Just like in ancient phrenology, the Arabic ciphers in Hard Head, locked up in this strange brain/ writing, might depict zones of desire, fear, hope, hate or melancholy, the ones that control memory and creativity, or that activate faith or atheism, compassion or misanthrophy, the lust for life or the longing to die. At the very beginning of the 19th century, Franz Josef Gall 2 gave the human spirit a spatial division. He considered the brain to command faith, speech and the capacity to walk, linking this knowledge to his belief in anatomy. After Descartes, who already said that ”the soul is united to all the parts of the body by the pineal gland” 3, Gall identified the ”centre of the metaphysical spirit” as the place of the spiritual in the corporal.
With this minimalist, radical mural painting, mounir fatmi skins certain representations that form our occidental or oriental/profane or religious identities.
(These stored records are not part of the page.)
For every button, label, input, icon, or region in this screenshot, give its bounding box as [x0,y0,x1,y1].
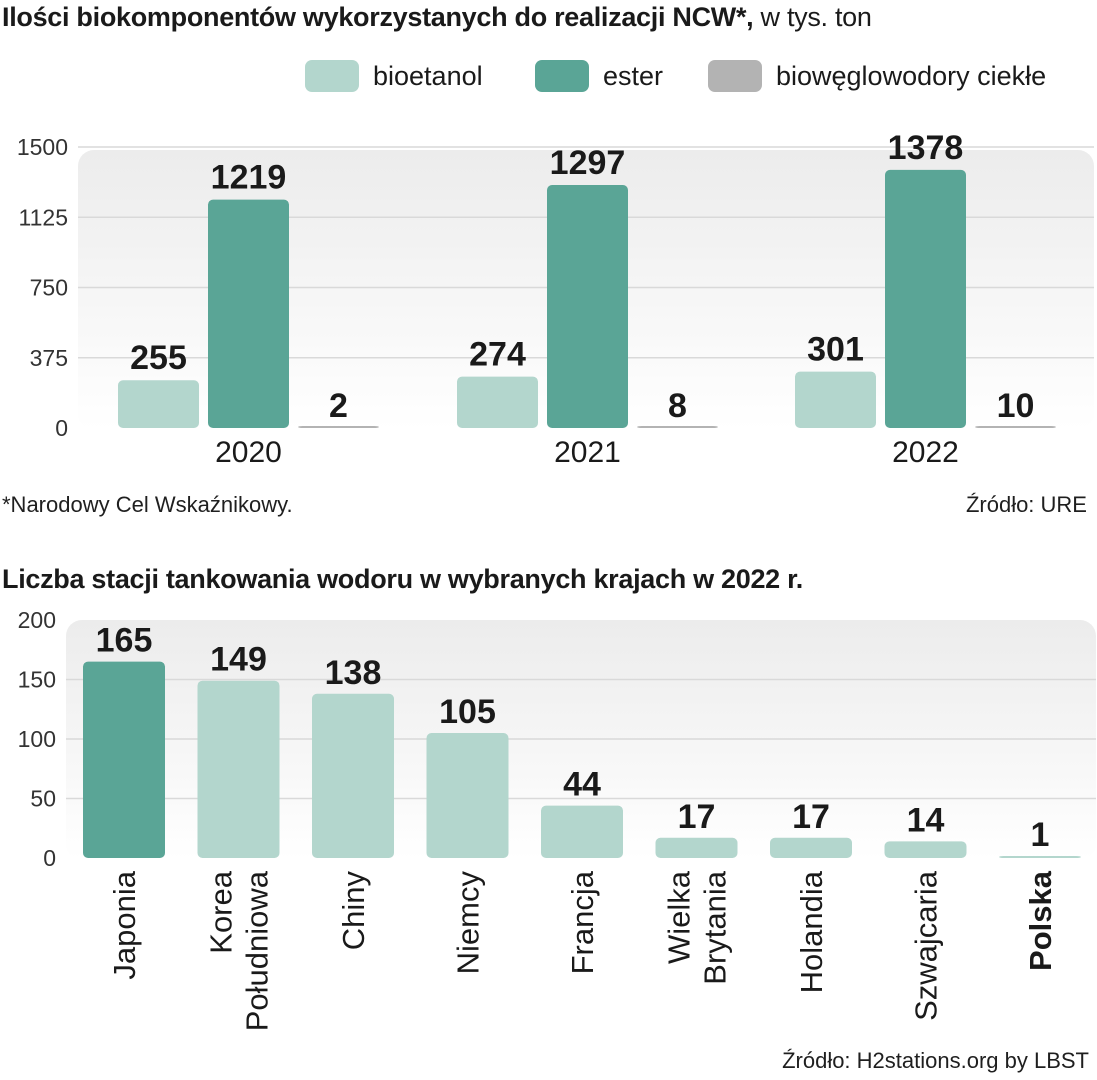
footnote: *Narodowy Cel Wskaźnikowy. [2,492,293,517]
chart2-category-label-wielka-brytania: Wielka Brytania [662,870,733,984]
chart1-bar-bioetanol-2021 [457,376,538,428]
chart2-bar-holandia [770,837,852,858]
source-ure: Źródło: URE [965,492,1087,517]
chart1-bar-ester-2020 [208,199,289,428]
chart1-bar-ester-2022 [885,169,966,428]
chart2-bar-szwajcaria [884,841,967,858]
chart2-category-label-chiny: Chiny [336,871,371,951]
chart1-ytick-label: 750 [30,275,68,301]
chart2-bar-japonia [83,661,165,858]
chart2-category-text: Holandia [794,870,829,993]
chart1-bar-bioweglowodory-ciekle-2021 [637,426,718,428]
chart2-category-text: Szwajcaria [909,870,944,1021]
chart1-biocomponents: 0 375 750 1125 1500 255 1219 2 274 1297 8 301 1378 1… [17,130,1094,469]
legend-swatch-bioetanol [305,60,359,92]
chart2-data-label: 138 [325,654,382,692]
chart1-category-label: 2020 [215,436,282,469]
legend-item-ester: ester [535,58,663,94]
chart1-data-label: 1297 [550,144,626,182]
chart1-ytick-label: 0 [55,415,68,441]
legend-swatch-bioweglowodory [708,60,762,92]
chart2-category-text: Japonia [107,870,142,979]
chart1-ytick-label: 1125 [19,204,68,230]
chart1-bar-bioweglowodory-ciekle-2022 [975,426,1056,428]
source-h2stations: Źródło: H2stations.org by LBST [782,1048,1089,1073]
legend-label-bioetanol: bioetanol [373,60,483,91]
chart2-title: Liczba stacji tankowania wodoru w wybran… [2,564,803,594]
chart1-category-label: 2021 [554,436,621,469]
chart1-title-unit: w tys. ton [753,2,872,32]
chart2-category-label-niemcy: Niemcy [451,871,486,975]
chart2-ytick-label: 200 [18,607,56,633]
chart2-category-label-polska: Polska [1023,870,1058,971]
chart2-data-label: 1 [1031,816,1050,854]
chart2-data-label: 165 [96,622,153,660]
legend-swatch-ester [535,60,589,92]
chart1-title: Ilości biokomponentów wykorzystanych do … [2,2,872,33]
chart2-category-label-holandia: Holandia [794,870,829,993]
chart2-ytick-label: 100 [18,726,56,752]
chart2-category-text: Brytania [698,870,733,984]
chart2-category-text: Wielka [662,870,697,964]
chart1-data-label: 255 [130,339,187,377]
chart2-category-label-szwajcaria: Szwajcaria [909,870,944,1021]
chart2-ytick-label: 150 [18,667,56,693]
chart2-category-label-japonia: Japonia [107,870,142,979]
chart2-data-label: 17 [792,798,830,836]
chart2-category-label-korea-poludniowa: Korea Południowa [204,870,275,1031]
legend-item-bioetanol: bioetanol [305,58,483,94]
chart2-ytick-label: 0 [43,845,56,871]
chart2-category-text: Niemcy [451,871,486,975]
chart1-bar-bioetanol-2020 [118,380,199,428]
chart2-bar-polska [999,856,1081,858]
chart2-category-text: Południowa [240,870,275,1031]
chart2-category-label-francja: Francja [565,870,600,974]
chart1-data-label: 301 [807,331,864,369]
chart1-ytick-label: 375 [30,345,68,371]
chart2-bar-francja [541,805,623,858]
chart1-category-label: 2022 [892,436,959,469]
chart2-data-label: 105 [439,693,496,731]
chart1-data-label: 10 [997,387,1035,425]
chart1-title-main: Ilości biokomponentów wykorzystanych do … [2,2,754,32]
legend-item-bioweglowodory: biowęglowodory ciekłe [708,58,1046,94]
chart2-bar-wielka-brytania [655,837,738,858]
chart2-bar-korea-poludniowa [197,680,280,858]
chart2-category-text: Polska [1023,870,1058,971]
chart2-category-text: Francja [565,870,600,974]
chart1-bar-bioetanol-2022 [795,371,876,428]
chart1-bar-bioweglowodory-ciekle-2020 [298,426,379,428]
chart1-bar-ester-2021 [547,185,628,428]
chart2-bar-niemcy [426,733,509,858]
chart1-data-label: 1219 [211,159,287,197]
chart1-data-label: 8 [668,387,687,425]
chart2-data-label: 44 [563,766,601,804]
chart1-data-label: 274 [469,336,526,374]
chart2-ytick-label: 50 [30,786,56,812]
chart2-data-label: 14 [907,801,945,839]
chart2-data-label: 149 [210,641,267,679]
chart1-ytick-label: 1500 [17,134,68,160]
legend-label-bioweglowodory: biowęglowodory ciekłe [776,60,1047,91]
chart2-category-text: Korea [204,870,239,953]
legend-label-ester: ester [603,60,664,91]
chart2-data-label: 17 [678,798,716,836]
chart2-bar-chiny [312,693,394,858]
chart2-category-text: Chiny [336,871,371,951]
chart2-hydrogen-stations: 0 50 100 150 200 165 149 138 105 44 17 17 14 1 Japon… [18,607,1096,1031]
chart1-data-label: 1378 [888,130,964,167]
chart1-data-label: 2 [329,387,348,425]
If there is something specific about contemporary critical art, then it is certainly not that it is ”Christian”, ”Muslim” or ”Jewish”, african or occidental, or belonging to some identity that Art has claimed for a long time. There is no reason to believe that the artistic evolution is identical to the scientific one, because it would be easy to show that the parallel is little relevant. But what could really be a feature of artistic post-modernity is a certain capacity to observe truths as representations or as language games that steer a social, political and religious organisation.